С тех пор невыносимое горе заполнило мою душу от страшных потерь. Я теперь так хорошо знаю, что это такое: невыносимое горе. Это когда огненный шар изнутри выжигает тебя полностью. Ты хочешь кричать от этого страшного огня, но не можешь. Крик раскаленным огненным комом стоит в горле и не дает дышать. Говорят, что время лечит, не верьте – не лечит. Просто душа твоя становится словно каменной. Мертвой.
2
Владивосток меня потряс. Я, жительница Кавказа, больше привыкшая к горным пейзажам, здесь откровенно растерялась. На море мы, конечно, ездили, но то, что я сейчас увидела – потрясло до глубины души. Город находится между бухтами Золотой Рог и Уссурийский залив. Природа тут какая-то фантастическая: красивые сопки, море неправдоподобно бирюзового цвета. А какое яркое искрящееся в воде солнце! Благодаря солнечным бликам, которые словно играют над морской синевой, отражаясь и преломляясь, у меня создалось впечатление, что солнце играет с морем, как кот с мышкой. И в довершение всего этого чуда – сотни кораблей у причалов. Какие же они красавцы: огромные и белоснежные. Мне кажется, что я попала в какой-то фантастический мир. Потому что здесь, на самом краю света, такого великолепия просто не может быть.

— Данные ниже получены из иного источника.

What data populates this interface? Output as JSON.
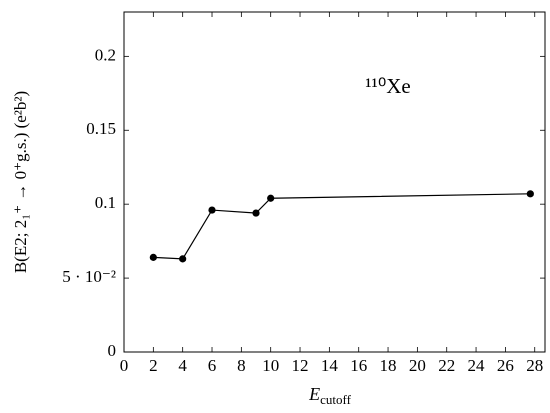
{
  "chart_data": {
    "type": "line",
    "x": [
      2,
      4,
      6,
      9,
      10,
      27.7
    ],
    "series": [
      {
        "color": "#000000",
        "values": [
          0.064,
          0.063,
          0.096,
          0.094,
          0.104,
          0.107
        ]
      }
    ],
    "xlim": [
      0,
      28.7
    ],
    "ylim": [
      0,
      0.23
    ],
    "xticks": [
      0,
      2,
      4,
      6,
      8,
      10,
      12,
      14,
      16,
      18,
      20,
      22,
      24,
      26,
      28
    ],
    "yticks": [
      0,
      {
        "value": 0.05,
        "label": "5 · 10⁻²"
      },
      0.1,
      0.15,
      0.2
    ],
    "xlabel": "E",
    "xlabel_sub": "cutoff",
    "ylabel": "B(E2; 2₁⁺ → 0⁺g.s.) (e²b²)",
    "annotation": "¹¹⁰Xe",
    "grid": false
  }
}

Сегодня православная Пасха. Все вокруг радуется Светлому дню. Звонят церковные колокола, переливаясь дивной музыкой. Таким я на всю жизнь и запомнила Владивосток – искрящимся, ярким и фантастическим.
– Мам, рот закрой. А то перед людьми стыдно, – тихий голос сына вернул меня на грешную землю.
– Ну, да, ну, да, – а сама все таращусь на необыкновенную красоту.
И никак не могу поверить, что это все наяву. У меня даже непроизвольно рот открылся. Поймав себя на этом маленьком преступлении, я невольно улыбнулась. И почему-то именно в эти минуты у меня появилась уверенность, что теперь у нас все будет просто отлично.